The short answer is "no".
I've used Meteor.js in production, and also looked for the same when getting into CLJ(S). The closest I'm aware of are:
- Datsync
- Uses Datomic and Datoms as the sync protocol
- Seems to be alpha
- Fulcro
- Has help for optimistic updates, but not direct data sync like Meteor has with Minimongo, closer to Meteor methods (ie a client and server implementation of the same call)
- Production-ready, widely used
Why hasn't a Meteor-killer hasn't been written in CLJ(S)?

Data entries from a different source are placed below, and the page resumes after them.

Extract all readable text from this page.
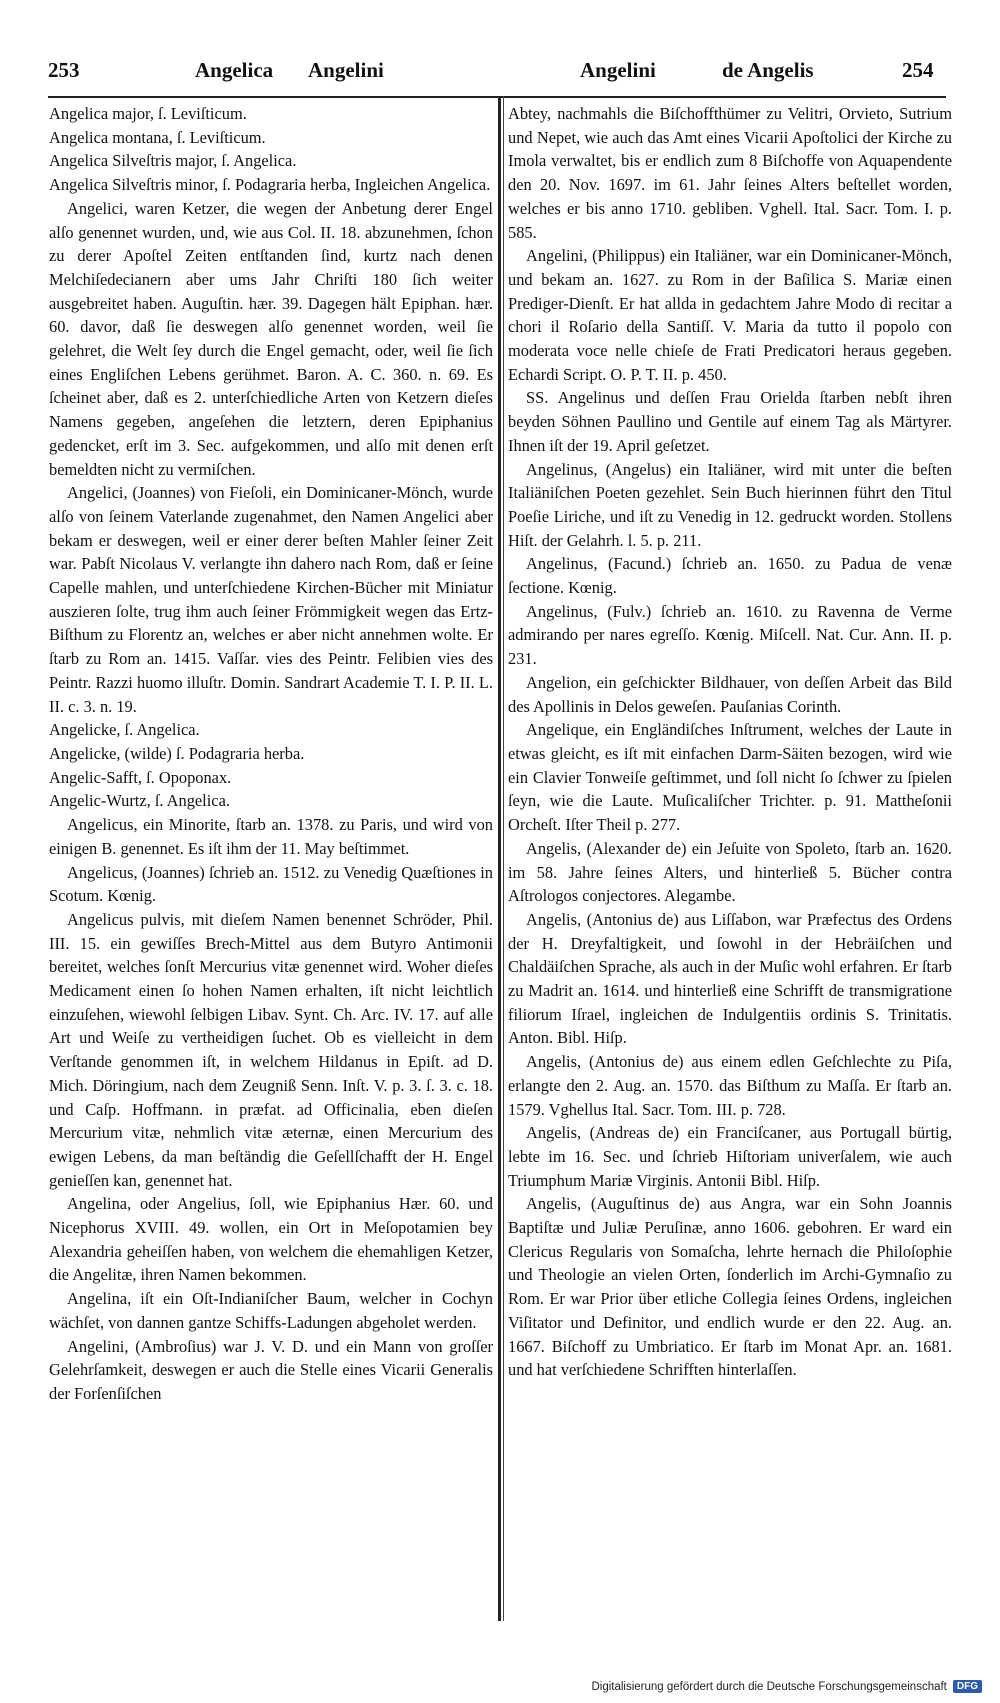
253	Angelica Angelini	Angelini	de Angelis	254

Angelica major, ſ. Leviſticum.

Angelica montana, ſ. Leviſticum.

Angelica Silveſtris major, ſ. Angelica.

Angelica Silveſtris minor, ſ. Podagraria herba, Ingleichen Angelica.

Angelici, waren Ketzer, die wegen der Anbetung derer Engel alſo genennet wurden, und, wie aus Col. II. 18. abzunehmen, ſchon zu derer Apoſtel Zeiten entſtanden ſind, kurtz nach denen Melchiſedecianern aber ums Jahr Chriſti 180 ſich weiter ausgebreitet haben. Auguſtin. hær. 39. Dagegen hält Epiphan. hær. 60. davor, daß ſie deswegen alſo genennet worden, weil ſie gelehret, die Welt ſey durch die Engel gemacht, oder, weil ſie ſich eines Engliſchen Lebens gerühmet. Baron. A. C. 360. n. 69. Es ſcheinet aber, daß es 2. unterſchiedliche Arten von Ketzern dieſes Namens gegeben, angeſehen die letztern, deren Epiphanius gedencket, erſt im 3. Sec. aufgekommen, und alſo mit denen erſt bemeldten nicht zu vermiſchen.

Angelici, (Joannes) von Fieſoli, ein Dominicaner-Mönch, wurde alſo von ſeinem Vaterlande zugenahmet, den Namen Angelici aber bekam er deswegen, weil er einer derer beſten Mahler ſeiner Zeit war. Pabſt Nicolaus V. verlangte ihn dahero nach Rom, daß er ſeine Capelle mahlen, und unterſchiedene Kirchen-Bücher mit Miniatur auszieren ſolte, trug ihm auch ſeiner Frömmigkeit wegen das Ertz-Biſthum zu Florentz an, welches er aber nicht annehmen wolte. Er ſtarb zu Rom an. 1415. Vaſſar. vies des Peintr. Felibien vies des Peintr. Razzi huomo illuſtr. Domin. Sandrart Academie T. I. P. II. L. II. c. 3. n. 19.

Angelicke, ſ. Angelica.

Angelicke, (wilde) ſ. Podagraria herba.

Angelic-Safft, ſ. Opoponax.

Angelic-Wurtz, ſ. Angelica.

Angelicus, ein Minorite, ſtarb an. 1378. zu Paris, und wird von einigen B. genennet. Es iſt ihm der 11. May beſtimmet.

Angelicus, (Joannes) ſchrieb an. 1512. zu Venedig Quæſtiones in Scotum. Kœnig.

Angelicus pulvis, mit dieſem Namen benennet Schröder, Phil. III. 15. ein gewiſſes Brech-Mittel aus dem Butyro Antimonii bereitet, welches ſonſt Mercurius vitæ genennet wird. Woher dieſes Medicament einen ſo hohen Namen erhalten, iſt nicht leichtlich einzuſehen, wiewohl ſelbigen Libav. Synt. Ch. Arc. IV. 17. auf alle Art und Weiſe zu vertheidigen ſuchet. Ob es vielleicht in dem Verſtande genommen iſt, in welchem Hildanus in Epiſt. ad D. Mich. Döringium, nach dem Zeugniß Senn. Inſt. V. p. 3. ſ. 3. c. 18. und Caſp. Hoffmann. in præfat. ad Officinalia, eben dieſen Mercurium vitæ, nehmlich vitæ æternæ, einen Mercurium des ewigen Lebens, da man beſtändig die Geſellſchafft der H. Engel genieſſen kan, genennet hat.

Angelina, oder Angelius, ſoll, wie Epiphanius Hær. 60. und Nicephorus XVIII. 49. wollen, ein Ort in Meſopotamien bey Alexandria geheiſſen haben, von welchem die ehemahligen Ketzer, die Angelitæ, ihren Namen bekommen.

Angelina, iſt ein Oſt-Indianiſcher Baum, welcher in Cochyn wächſet, von dannen gantze Schiffs-Ladungen abgeholet werden.

Angelini, (Ambroſius) war J. V. D. und ein Mann von groſſer Gelehrſamkeit, deswegen er auch die Stelle eines Vicarii Generalis der Forſenſiſchen

Abtey, nachmahls die Biſchoffthümer zu Velitri, Orvieto, Sutrium und Nepet, wie auch das Amt eines Vicarii Apoſtolici der Kirche zu Imola verwaltet, bis er endlich zum 8 Biſchoffe von Aquapendente den 20. Nov. 1697. im 61. Jahr ſeines Alters beſtellet worden, welches er bis anno 1710. gebliben. Vghell. Ital. Sacr. Tom. I. p. 585.

Angelini, (Philippus) ein Italiäner, war ein Dominicaner-Mönch, und bekam an. 1627. zu Rom in der Baſilica S. Mariæ einen Prediger-Dienſt. Er hat allda in gedachtem Jahre Modo di recitar a chori il Roſario della Santiſſ. V. Maria da tutto il popolo con moderata voce nelle chieſe de Frati Predicatori heraus gegeben. Echardi Script. O. P. T. II. p. 450.

SS. Angelinus und deſſen Frau Orielda ſtarben nebſt ihren beyden Söhnen Paullino und Gentile auf einem Tag als Märtyrer. Ihnen iſt der 19. April geſetzet.

Angelinus, (Angelus) ein Italiäner, wird mit unter die beſten Italiäniſchen Poeten gezehlet. Sein Buch hierinnen führt den Titul Poeſie Liriche, und iſt zu Venedig in 12. gedruckt worden. Stollens Hiſt. der Gelahrh. l. 5. p. 211.

Angelinus, (Facund.) ſchrieb an. 1650. zu Padua de venæ ſectione. Kœnig.

Angelinus, (Fulv.) ſchrieb an. 1610. zu Ravenna de Verme admirando per nares egreſſo. Kœnig. Miſcell. Nat. Cur. Ann. II. p. 231.

Angelion, ein geſchickter Bildhauer, von deſſen Arbeit das Bild des Apollinis in Delos geweſen. Pauſanias Corinth.

Angelique, ein Engländiſches Inſtrument, welches der Laute in etwas gleicht, es iſt mit einfachen Darm-Säiten bezogen, wird wie ein Clavier Tonweiſe geſtimmet, und ſoll nicht ſo ſchwer zu ſpielen ſeyn, wie die Laute. Muſicaliſcher Trichter. p. 91. Mattheſonii Orcheſt. Iſter Theil p. 277.

Angelis, (Alexander de) ein Jeſuite von Spoleto, ſtarb an. 1620. im 58. Jahre ſeines Alters, und hinterließ 5. Bücher contra Aſtrologos conjectores. Alegambe.

Angelis, (Antonius de) aus Liſſabon, war Præfectus des Ordens der H. Dreyfaltigkeit, und ſowohl in der Hebräiſchen und Chaldäiſchen Sprache, als auch in der Muſic wohl erfahren. Er ſtarb zu Madrit an. 1614. und hinterließ eine Schrifft de transmigratione filiorum Iſrael, ingleichen de Indulgentiis ordinis S. Trinitatis. Anton. Bibl. Hiſp.

Angelis, (Antonius de) aus einem edlen Geſchlechte zu Piſa, erlangte den 2. Aug. an. 1570. das Biſthum zu Maſſa. Er ſtarb an. 1579. Vghellus Ital. Sacr. Tom. III. p. 728.

Angelis, (Andreas de) ein Franciſcaner, aus Portugall bürtig, lebte im 16. Sec. und ſchrieb Hiſtoriam univerſalem, wie auch Triumphum Mariæ Virginis. Antonii Bibl. Hiſp.

Angelis, (Auguſtinus de) aus Angra, war ein Sohn Joannis Baptiſtæ und Juliæ Peruſinæ, anno 1606. gebohren. Er ward ein Clericus Regularis von Somaſcha, lehrte hernach die Philoſophie und Theologie an vielen Orten, ſonderlich im Archi-Gymnaſio zu Rom. Er war Prior über etliche Collegia ſeines Ordens, ingleichen Viſitator und Definitor, und endlich wurde er den 22. Aug. an. 1667. Biſchoff zu Umbriatico. Er ſtarb im Monat Apr. an. 1681. und hat verſchiedene Schrifften hinterlaſſen.

Digitalisierung gefördert durch die Deutsche Forschungsgemeinschaft	DFG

- It's hard to do (at all, performantly)
- The company behind Meteor raised tens of millions of dollars over the last decade to work in this space and still didn't resolve all the scalability or semantic rough edges in the data sync design
- The datastores Clojure people tend to use (Datomic or relational) likely make data sync even harder, and certainly quite different (it wouldn't be a port from Meteor's implementation).
- Clojure developers tend to prefer assembling a system around the needs of a particular problem/solution/requirement rather than assembling a solution around a particular feature/framework (eg Mongo documents that sync full-stack).
People are still thinking about this though, both inside the Clojure community and out. Check out:
The only meaningful way to compare is to consider them both in your context. I remember giving up Meteor's magic felt significant at the time but haven't found myself wanting to go back. I see it as trading magic for simplicity and flexibility.